27/02/26
Recently, I was fortunate enough to support the development of Dorothy & Rose, a size-inclusive slow fashion brand founded by Radio 1 presenter Rosie Madison.
The collaboration received local press coverage, but I wanted to use this space to explain something more valuable: what this project demonstrates about 3D product development for small and independent brands.
Because this wasn’t just a story about collaboration.
It was a practical example of how 3D can fundamentally change the development process.
Rosie came to the project with a clear creative direction. The silhouettes and artwork were already defined.
The challenge was technical:
Ensuring proportion worked across sizes 6–24
Reviewing volume and garment balance
Checking print placement across the full size range
Avoiding excessive physical sampling
Maintaining slow fashion principles
For a size-inclusive brand, development decisions cannot rely on one base size alone. Proportion, grading logic and placement scale all matter significantly more.
This is where 3D became critical.
3D wasn’t used to “design from scratch.”
It was used to validate and refine.
Using CLO3D, I:
Built each garment digitally
Checked proportion and balance across sizes
Tested print placement accuracy
Assessed volume and fabric behaviour
Resolved technical decisions before sampling
This meant sampling became confirmation rather than exploration.
And that distinction is important.
After resolving development digitally, the project required just one physical sample per garment.
For a small brand, this has real implications:
Lower development cost
Less material waste
Faster progression to production
Greater confidence in inclusive fit decisions
Reduced financial risk
Slow fashion isn’t only about where garments are made.
It is also about how intelligently they are developed.
Many independent brands assume 3D is:
expensive
complicated
only for large companies
In reality, 3D can be most impactful for smaller brands because:
margins are tighter
budgets are limited
sampling mistakes are costly
inclusivity requires precision
sustainability must be intentional
The right technical structure early in development prevents expensive correction later.



“So much fashion is made overseas at speed, but I wanted to build something thoughtful, local, and values-led. Creating a size-inclusive slow fashion brand meant finding the right people to work with and Laura felt like the perfect match. Two Yorkshire women supporting and empowering one another to bring Dorothy & Rose to life.”

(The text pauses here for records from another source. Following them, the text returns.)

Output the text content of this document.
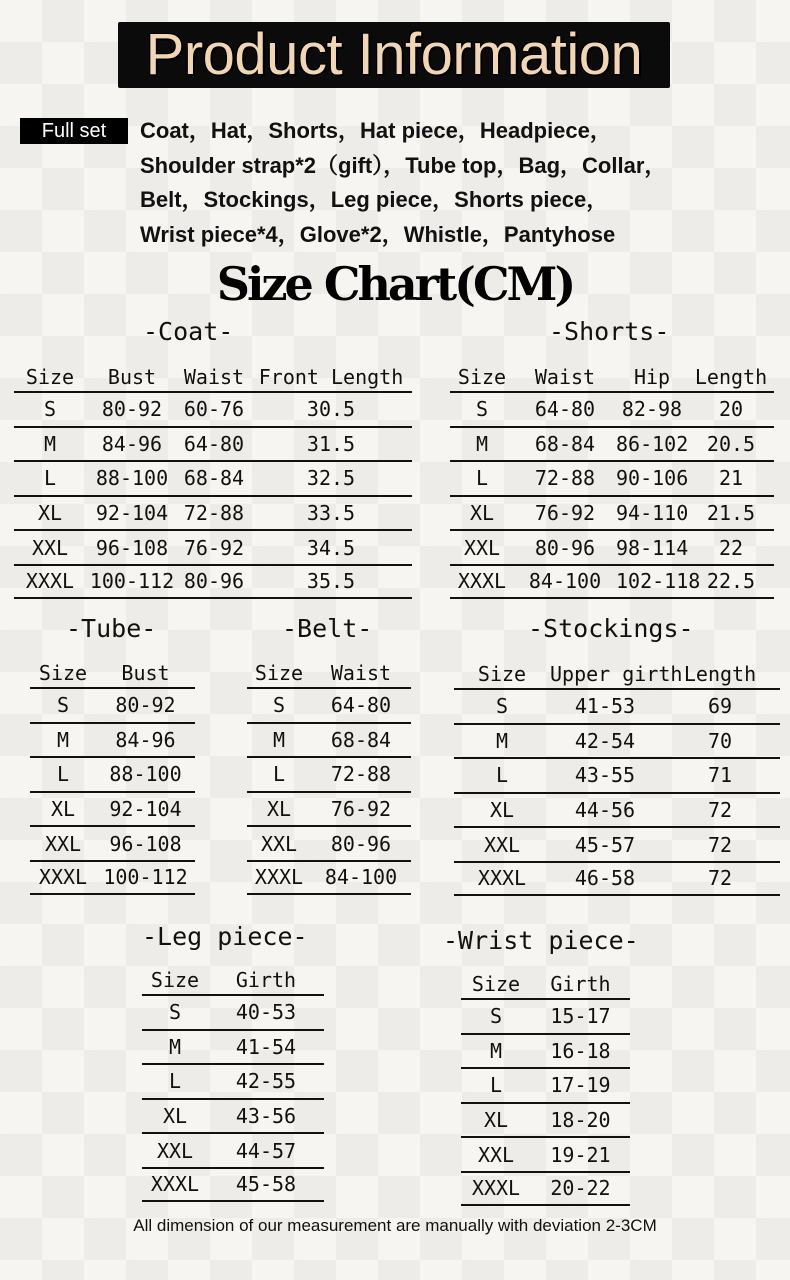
Product Information
Full set	Coat，Hat，Shorts，Hat piece，Headpiece，
Shoulder strap*2（gift），Tube top，Bag，Collar，
Belt，Stockings，Leg piece，Shorts piece，
Wrist piece*4，Glove*2，Whistle，Pantyhose
Size Chart(CM)
-Coat-	-Shorts-
-Tube-	-Belt-	-Stockings-
-Leg piece-	-Wrist piece-
Size	Bust	Waist Front Length
S	80-92	60-76	30.5
M	84-96	64-80	31.5
L	88-100 68-84	32.5
XL	92-104 72-88	33.5
XXL	96-108 76-92	34.5
XXXL 100-112 80-96	35.5
Size	Waist	Hip	Length
S	64-80	82-98	20
M	68-84	86-102 20.5
L	72-88	90-106	21
XL	76-92	94-110 21.5
XXL	80-96	98-114	22
XXXL	84-100 102-118 22.5
Size	Bust
S	80-92
M	84-96
L	88-100
XL	92-104
XXL	96-108
XXXL 100-112
Size	Waist
S	64-80
M	68-84
L	72-88
XL	76-92
XXL	80-96
XXXL	84-100
Size	Upper girth Length
S	41-53	69
M	42-54	70
L	43-55	71
XL	44-56	72
XXL	45-57	72
XXXL	46-58	72
Size	Girth
S	40-53
M	41-54
L	42-55
XL	43-56
XXL	44-57
XXXL	45-58
Size	Girth
S	15-17
M	16-18
L	17-19
XL	18-20
XXL	19-21
XXXL	20-22
All dimension of our measurement are manually with deviation 2-3CM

This project was featured in the local press, highlighting the role of digital product development in supporting sustainable and size-inclusive fashion.
Dorothy & Rose is a strong example of what happens when clear creative direction meets structured digital development.
If you are building a collection and want to explore how 3D can reduce risk, waste and unnecessary sampling, you can get in touch here.
Here are three questions to ask before sampling:
Have you validated proportion across your size range?
Have you reviewed placement scaling?
Are you sampling to confirm or to experiment?